When discrepancies arise between At4g15610 antibody localization and fluorescent protein fusion approaches, researchers should implement a systematic analytical approach:

• Evaluation of potential artifacts:

  • Antibody artifacts: Cross-reactivity, fixation artifacts, non-specific binding

  • Fluorescent protein artifacts: Fusion-induced mislocalization, overexpression effects, altered trafficking

• Complementary approaches:

  • Cell fractionation followed by western blot analysis

  • Super-resolution microscopy for improved spatial resolution

  • Proximity labeling methods (BioID, APEX)

  • Correlative light and electron microscopy for ultrastructural confirmation

• Temporal considerations:

  • Analysis of protein dynamics through time-course experiments

  • Evaluation of different developmental stages or conditions

• Quantitative comparison:

  • Quantification of signal distribution across subcellular compartments

  • Statistical analysis of colocalization with established markers

• Genetic approaches:

  • Analysis in various mutant backgrounds

  • Complementation studies with antibody detection in parallel

These complementary approaches provide a more complete understanding of protein localization and can help resolve apparent discrepancies between different detection methods.

How might machine learning approaches improve At4g15610 antibody design and performance?

Recent advances in protein prediction and design could significantly enhance At4g15610 antibody development. The DyAb model, which leverages pre-trained protein language models with a pair-wise representation approach, demonstrates how machine learning can improve antibody design even with limited training data .

For At4g15610 antibody optimization, researchers could implement the following machine learning strategy:

• Sequence-based antibody design:

  • Utilize pre-trained protein language models like AntiBERTy or LBSTER

  • Apply relative embedding computation between sequence pairs

  • Train models on available binding data, even with datasets as small as 100 labeled points

  • Employ genetic algorithms to sample design space and improve predicted binding affinity

• Property prediction in low-data regimes:

  • Apply convolutional neural networks to predict differences in properties between variants

  • Achieve high correlation with experimental measurements (Spearman rank correlation up to 0.85)
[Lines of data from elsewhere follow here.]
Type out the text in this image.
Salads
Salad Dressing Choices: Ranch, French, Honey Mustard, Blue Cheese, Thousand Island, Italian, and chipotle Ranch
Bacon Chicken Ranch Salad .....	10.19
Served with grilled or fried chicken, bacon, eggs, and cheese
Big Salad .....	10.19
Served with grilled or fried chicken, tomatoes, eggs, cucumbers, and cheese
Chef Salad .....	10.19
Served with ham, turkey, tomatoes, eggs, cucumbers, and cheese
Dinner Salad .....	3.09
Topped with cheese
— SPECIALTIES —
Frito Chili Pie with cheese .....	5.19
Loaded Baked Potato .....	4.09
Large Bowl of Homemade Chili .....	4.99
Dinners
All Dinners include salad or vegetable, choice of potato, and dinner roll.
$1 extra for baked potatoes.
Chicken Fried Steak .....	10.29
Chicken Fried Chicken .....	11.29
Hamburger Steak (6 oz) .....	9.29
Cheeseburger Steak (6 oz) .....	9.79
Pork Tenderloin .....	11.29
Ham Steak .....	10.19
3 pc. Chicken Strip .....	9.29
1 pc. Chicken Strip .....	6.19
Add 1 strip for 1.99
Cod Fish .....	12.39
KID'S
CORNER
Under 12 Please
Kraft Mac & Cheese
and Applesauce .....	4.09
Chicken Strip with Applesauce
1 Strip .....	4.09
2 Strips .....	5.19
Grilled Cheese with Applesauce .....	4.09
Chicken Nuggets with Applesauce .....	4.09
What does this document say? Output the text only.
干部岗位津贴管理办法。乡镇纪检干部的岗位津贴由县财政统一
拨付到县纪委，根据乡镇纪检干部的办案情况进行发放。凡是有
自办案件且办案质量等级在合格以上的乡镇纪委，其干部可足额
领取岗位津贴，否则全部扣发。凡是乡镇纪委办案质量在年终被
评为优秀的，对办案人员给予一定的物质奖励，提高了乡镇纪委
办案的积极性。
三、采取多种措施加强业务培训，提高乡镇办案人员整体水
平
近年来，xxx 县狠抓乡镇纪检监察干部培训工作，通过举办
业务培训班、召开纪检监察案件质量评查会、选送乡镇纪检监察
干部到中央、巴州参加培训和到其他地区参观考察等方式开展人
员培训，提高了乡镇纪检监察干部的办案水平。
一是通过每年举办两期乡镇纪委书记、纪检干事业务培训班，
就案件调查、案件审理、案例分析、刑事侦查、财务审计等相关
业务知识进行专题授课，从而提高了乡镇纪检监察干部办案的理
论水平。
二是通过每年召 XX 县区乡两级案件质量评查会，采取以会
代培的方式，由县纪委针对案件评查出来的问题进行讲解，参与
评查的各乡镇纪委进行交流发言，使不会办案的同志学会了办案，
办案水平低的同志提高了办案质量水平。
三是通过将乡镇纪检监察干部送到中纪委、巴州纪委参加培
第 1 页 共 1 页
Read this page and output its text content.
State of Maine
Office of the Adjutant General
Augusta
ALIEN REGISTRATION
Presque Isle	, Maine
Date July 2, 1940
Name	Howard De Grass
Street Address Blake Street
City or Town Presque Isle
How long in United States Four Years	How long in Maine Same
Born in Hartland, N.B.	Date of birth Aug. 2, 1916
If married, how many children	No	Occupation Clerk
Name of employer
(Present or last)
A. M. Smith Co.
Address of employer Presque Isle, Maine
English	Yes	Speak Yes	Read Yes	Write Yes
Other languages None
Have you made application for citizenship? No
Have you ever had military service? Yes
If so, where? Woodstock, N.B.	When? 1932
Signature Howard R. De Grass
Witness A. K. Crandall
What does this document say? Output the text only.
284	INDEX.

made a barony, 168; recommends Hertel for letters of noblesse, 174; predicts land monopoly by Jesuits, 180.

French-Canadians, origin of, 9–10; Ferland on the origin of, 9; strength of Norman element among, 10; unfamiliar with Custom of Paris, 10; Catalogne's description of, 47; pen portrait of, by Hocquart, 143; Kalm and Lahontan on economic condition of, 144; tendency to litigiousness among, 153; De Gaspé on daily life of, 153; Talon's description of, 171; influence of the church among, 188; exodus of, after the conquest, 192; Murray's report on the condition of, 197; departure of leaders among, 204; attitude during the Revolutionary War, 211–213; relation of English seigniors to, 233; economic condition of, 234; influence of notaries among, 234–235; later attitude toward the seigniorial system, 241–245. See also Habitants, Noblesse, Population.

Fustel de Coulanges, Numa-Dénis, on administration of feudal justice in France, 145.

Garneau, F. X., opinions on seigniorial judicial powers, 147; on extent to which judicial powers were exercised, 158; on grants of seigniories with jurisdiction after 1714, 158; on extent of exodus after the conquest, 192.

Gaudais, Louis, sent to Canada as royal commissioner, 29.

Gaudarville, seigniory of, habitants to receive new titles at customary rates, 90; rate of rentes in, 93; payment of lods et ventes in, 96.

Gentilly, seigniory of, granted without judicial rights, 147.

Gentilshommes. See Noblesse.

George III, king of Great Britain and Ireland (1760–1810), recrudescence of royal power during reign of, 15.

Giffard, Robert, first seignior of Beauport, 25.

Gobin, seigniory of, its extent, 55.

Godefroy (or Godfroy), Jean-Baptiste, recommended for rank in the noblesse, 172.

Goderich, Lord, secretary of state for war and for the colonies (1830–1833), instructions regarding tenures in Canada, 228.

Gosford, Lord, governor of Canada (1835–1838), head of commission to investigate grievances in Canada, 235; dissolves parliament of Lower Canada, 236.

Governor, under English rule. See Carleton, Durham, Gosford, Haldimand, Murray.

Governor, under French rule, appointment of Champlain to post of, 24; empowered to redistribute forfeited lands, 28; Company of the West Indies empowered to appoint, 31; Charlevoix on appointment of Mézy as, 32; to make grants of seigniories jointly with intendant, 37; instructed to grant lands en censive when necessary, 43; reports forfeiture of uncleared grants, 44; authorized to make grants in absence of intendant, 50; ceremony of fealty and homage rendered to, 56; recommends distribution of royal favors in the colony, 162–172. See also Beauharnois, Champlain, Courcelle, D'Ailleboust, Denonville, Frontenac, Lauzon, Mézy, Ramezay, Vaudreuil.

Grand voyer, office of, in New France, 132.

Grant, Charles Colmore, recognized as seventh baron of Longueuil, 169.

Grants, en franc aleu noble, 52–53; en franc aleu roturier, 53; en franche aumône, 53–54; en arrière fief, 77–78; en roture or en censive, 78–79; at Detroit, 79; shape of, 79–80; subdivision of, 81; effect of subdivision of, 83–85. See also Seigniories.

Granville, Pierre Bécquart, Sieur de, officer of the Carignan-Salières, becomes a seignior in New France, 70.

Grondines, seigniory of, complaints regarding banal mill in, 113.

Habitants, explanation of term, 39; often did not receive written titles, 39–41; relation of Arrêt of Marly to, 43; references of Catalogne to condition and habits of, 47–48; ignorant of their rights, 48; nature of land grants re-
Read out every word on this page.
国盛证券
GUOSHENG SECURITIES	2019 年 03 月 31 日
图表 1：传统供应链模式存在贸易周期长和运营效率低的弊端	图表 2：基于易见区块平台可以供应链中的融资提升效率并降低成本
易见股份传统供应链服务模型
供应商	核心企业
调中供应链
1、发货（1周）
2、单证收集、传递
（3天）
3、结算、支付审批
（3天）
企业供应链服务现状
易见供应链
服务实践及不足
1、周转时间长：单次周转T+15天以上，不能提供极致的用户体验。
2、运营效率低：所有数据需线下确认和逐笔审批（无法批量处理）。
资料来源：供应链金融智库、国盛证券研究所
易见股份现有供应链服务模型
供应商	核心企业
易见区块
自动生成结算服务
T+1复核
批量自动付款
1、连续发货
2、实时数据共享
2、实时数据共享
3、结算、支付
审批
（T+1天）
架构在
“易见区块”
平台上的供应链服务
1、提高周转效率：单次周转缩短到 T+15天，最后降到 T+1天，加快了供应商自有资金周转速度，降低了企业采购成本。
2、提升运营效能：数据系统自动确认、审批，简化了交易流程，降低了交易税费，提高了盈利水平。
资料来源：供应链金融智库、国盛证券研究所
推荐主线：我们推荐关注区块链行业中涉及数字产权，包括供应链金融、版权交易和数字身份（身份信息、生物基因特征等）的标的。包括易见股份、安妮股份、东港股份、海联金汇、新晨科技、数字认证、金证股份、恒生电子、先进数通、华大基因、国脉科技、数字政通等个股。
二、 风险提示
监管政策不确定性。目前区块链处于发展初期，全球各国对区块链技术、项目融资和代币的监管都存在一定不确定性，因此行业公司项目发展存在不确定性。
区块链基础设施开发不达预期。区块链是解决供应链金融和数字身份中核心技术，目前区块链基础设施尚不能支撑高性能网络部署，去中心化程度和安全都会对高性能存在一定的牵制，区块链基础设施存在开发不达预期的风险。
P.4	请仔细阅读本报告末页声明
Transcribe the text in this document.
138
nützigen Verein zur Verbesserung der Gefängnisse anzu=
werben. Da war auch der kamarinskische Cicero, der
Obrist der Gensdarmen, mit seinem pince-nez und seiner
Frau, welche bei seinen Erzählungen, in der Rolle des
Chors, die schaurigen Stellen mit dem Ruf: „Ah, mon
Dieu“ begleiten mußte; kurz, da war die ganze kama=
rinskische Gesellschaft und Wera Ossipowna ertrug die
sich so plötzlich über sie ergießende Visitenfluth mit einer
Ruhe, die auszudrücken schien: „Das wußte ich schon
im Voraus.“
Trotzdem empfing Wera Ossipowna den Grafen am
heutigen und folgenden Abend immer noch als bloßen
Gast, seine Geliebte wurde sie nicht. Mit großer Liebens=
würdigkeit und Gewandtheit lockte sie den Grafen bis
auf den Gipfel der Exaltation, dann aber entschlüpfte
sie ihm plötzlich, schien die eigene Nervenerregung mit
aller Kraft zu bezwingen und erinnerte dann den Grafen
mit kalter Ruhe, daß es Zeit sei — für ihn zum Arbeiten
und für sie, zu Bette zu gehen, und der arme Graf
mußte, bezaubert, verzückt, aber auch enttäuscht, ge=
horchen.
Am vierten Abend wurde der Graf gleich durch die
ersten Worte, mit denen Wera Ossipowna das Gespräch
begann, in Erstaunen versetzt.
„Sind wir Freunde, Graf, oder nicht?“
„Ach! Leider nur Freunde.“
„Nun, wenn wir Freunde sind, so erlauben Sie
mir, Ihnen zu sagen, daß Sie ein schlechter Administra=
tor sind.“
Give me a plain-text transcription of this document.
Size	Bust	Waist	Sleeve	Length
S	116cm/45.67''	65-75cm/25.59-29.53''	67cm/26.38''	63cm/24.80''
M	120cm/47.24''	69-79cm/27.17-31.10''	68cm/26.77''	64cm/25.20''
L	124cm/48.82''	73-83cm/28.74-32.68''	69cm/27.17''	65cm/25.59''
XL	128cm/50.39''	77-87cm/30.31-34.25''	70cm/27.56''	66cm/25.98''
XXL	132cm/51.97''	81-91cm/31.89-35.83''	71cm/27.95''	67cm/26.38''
  • Generate novel antibody candidates with improved binding rates

• Implementation framework:

  • Start with existing At4g15610 antibody sequence

  • Identify beneficial point mutations through small-scale experiments

  • Use machine learning models to predict optimal combinations of mutations

  • Test predicted high-performance variants experimentally

This approach could lead to At4g15610 antibodies with significantly improved sensitivity, specificity, and versatility for plant biology applications.

What are the considerations for using At4g15610 antibodies in multi-omics integration studies?

As plant biology moves toward multi-omics integration, At4g15610 antibodies can serve as valuable tools within a broader experimental framework:

• Proteomics integration:

  • Use antibodies for protein quantification alongside mass spectrometry data

  • Apply for immunoprecipitation followed by protein complex analysis

  • Correlate protein levels with transcriptomic data for gene-protein expression relationships

• Spatial biology applications:

  • Implement in spatial transcriptomics studies to correlate transcript and protein localization

  • Apply in tissue-specific protein extraction and analysis

  • Develop multiplex immunostaining approaches for spatial protein interaction networks

• Temporal dynamics:

  • Deploy in time-series experiments to track protein expression changes

  • Correlate with metabolomic changes during development or stress responses

  • Monitor post-translational modifications in response to environmental stimuli

• Cross-species comparative studies:

  • Test antibody cross-reactivity with related species

  • Analyze evolutionary conservation of protein localization and function

  • Develop standardized protocols for comparative plant biology

At4g15610 antibodies can provide critical data points within integrated datasets, particularly for understanding protein localization in the context of gene expression, metabolic changes, and developmental processes.